Right-click the level-bar to change its form and style.

File size:

Stop or pause recording after certain file size. The file size must be an integer or decimal number. The size unit can be bytes, kB, MB, GB or TB.

E.g this will stop recording when the file size reaches 500 KB.
stop if 500 kB
pause if 0.5MB

This will stop recording after 2GB or 12:00 pm.
stop after 2 GB | 12 pm

Time period:

Stop, start or pause recording after given time period. The period or duration has syntax #h #m #s.

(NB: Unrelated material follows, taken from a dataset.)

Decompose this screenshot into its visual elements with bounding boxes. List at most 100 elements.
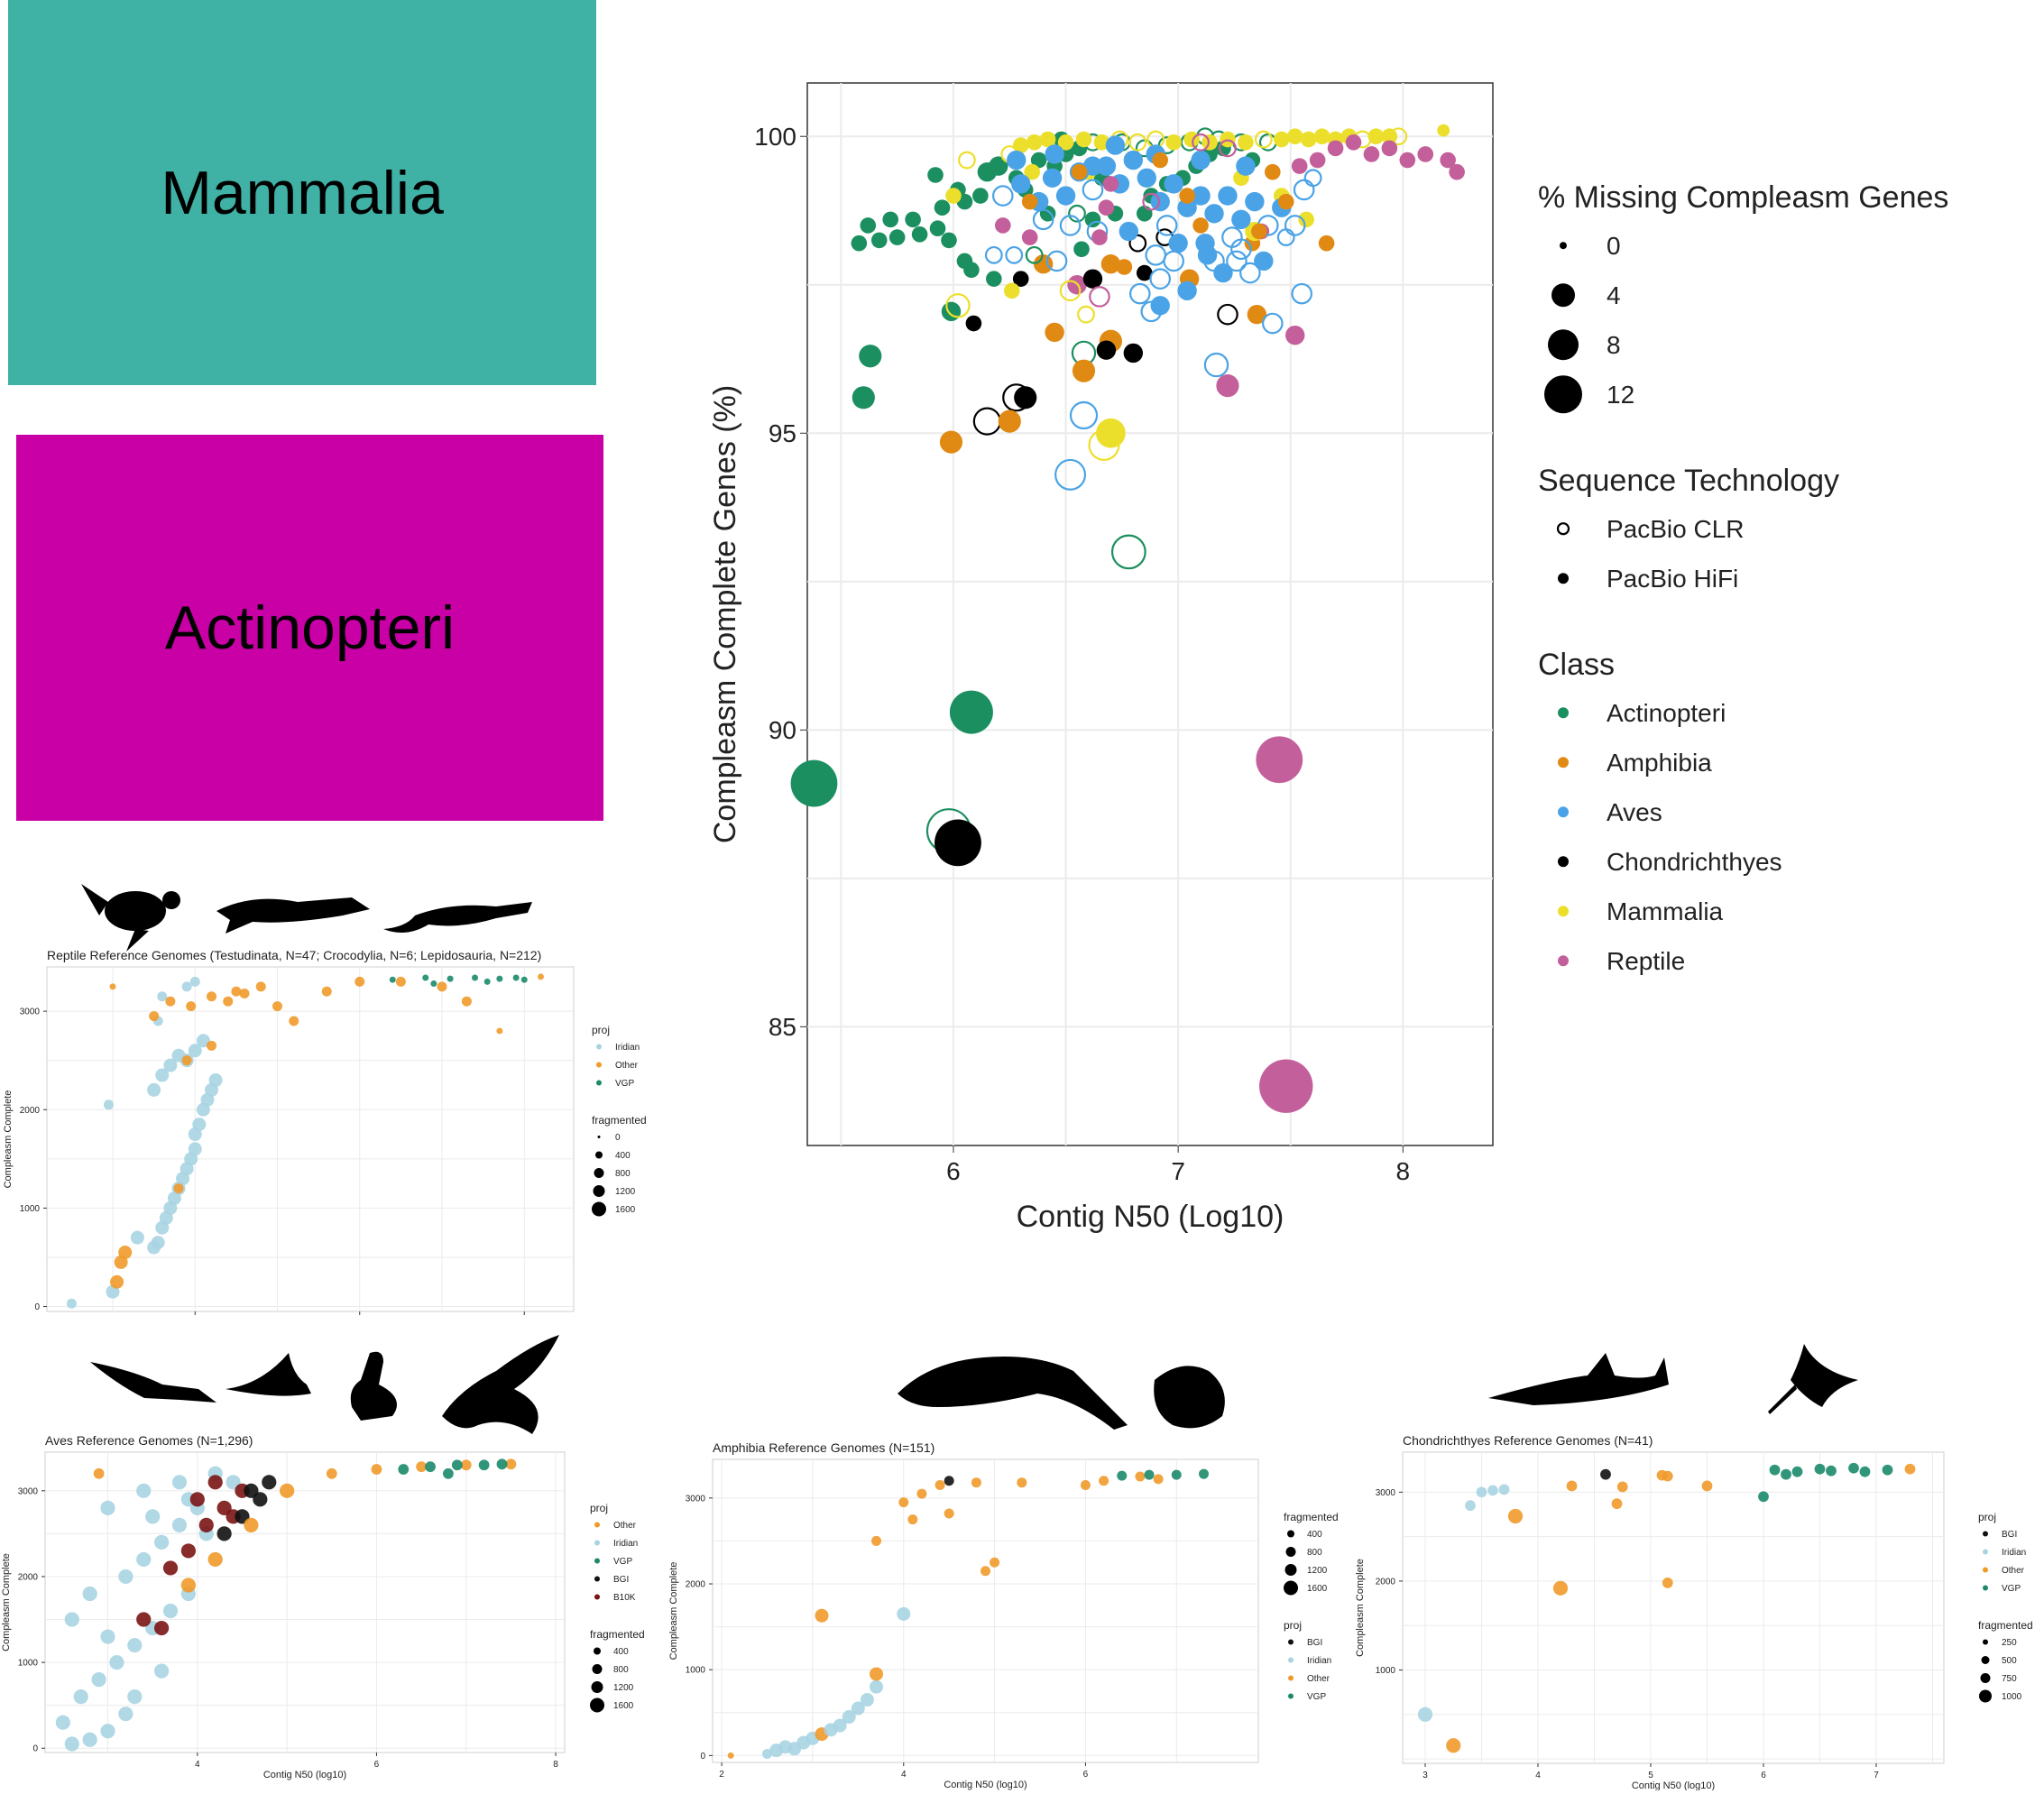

Eg. this command will stop recording after 1 hour 20 minutes and 15 seconds.
stop after 1h 20m 15s

This will start recording after 22 minutes.
start after 22min

And this will pause recording after 30 minutes or 20 MB.
pause after 30 minutes | 20 mb

You can abbreviate the word hour with h, minutes with m or min, and seconds with s or sec.

Several conditions on one line

You can write many conditions in one line. Separate the conditions with | character. The values are then or'ed.

For example, this will stop recording after 20 minutes or when filesize exceeds 1GB or if there is no input (the stream is empty, silent) in 5 seconds time.
stop after 20 min | 1GB | silence 5s

Another example.
start if sound 6% or 10:00 pm

Commenting out lines

Use # character to comment out (deactivate) lines.
E.g this command has no effect.
# stop after 800 MB | 20:00:00

Command-line options related to the timer

You can study the audio signal by starting the program with --debug-signal (or -d) option. The program will then print audio level in dB (decibel) and normalized [0 - 1.0] format.

This example will start the program from a command line. Start a terminal window from desktop's main menu and type
audio-recorder --debug-signal
or
audio-recorder -d

Then activate the timer.

Click the checkbox to activate the timer and study the "normalized RMS" value. It will help you to set correct threshold for the silence and sound|voice|audio actions. Notice also that the amplitude-bar in the GUI shows audio peak value. It varies more than the RMS-value.

Switch off when not needed

Switch off the timer (uncheck its checkbox) when you don't need it! This saves resources and CPU cycles.

Control the recorder from command line

You can easily control the program from a terminal window by using the -c or --command argument.

Valid commands are: status, start, stop, pause, show, hide and quit.

Some examples:
audio-recorder --command start
audio-recorder --command start,hide
audio-recorder --command hide
audio-recorder --command stop
audio-recorder --command stop,hide
audio-recorder --command quit

The status command returns one of these strings: 'not running', 'on', 'off' or 'paused'.
audio-recorder --command status

Resetting all settings

You can reset all settings to default values by starting audio-recorder with --reset (or -r) argument.
audio-recorder --reset

This is equivalent to
gsettings reset-recursively org.gnome.audio-recorder

For other options, type
audio-recorder --help

Control the GUI from keyboard

You can use these keys to control the recorder (when its window is active).

  • Cntr + R: Start recording.
  • Cntr + P: Pause recording.
  • Cntr + X: Stop recording.
  • Cntr + S: Save timer commands/text.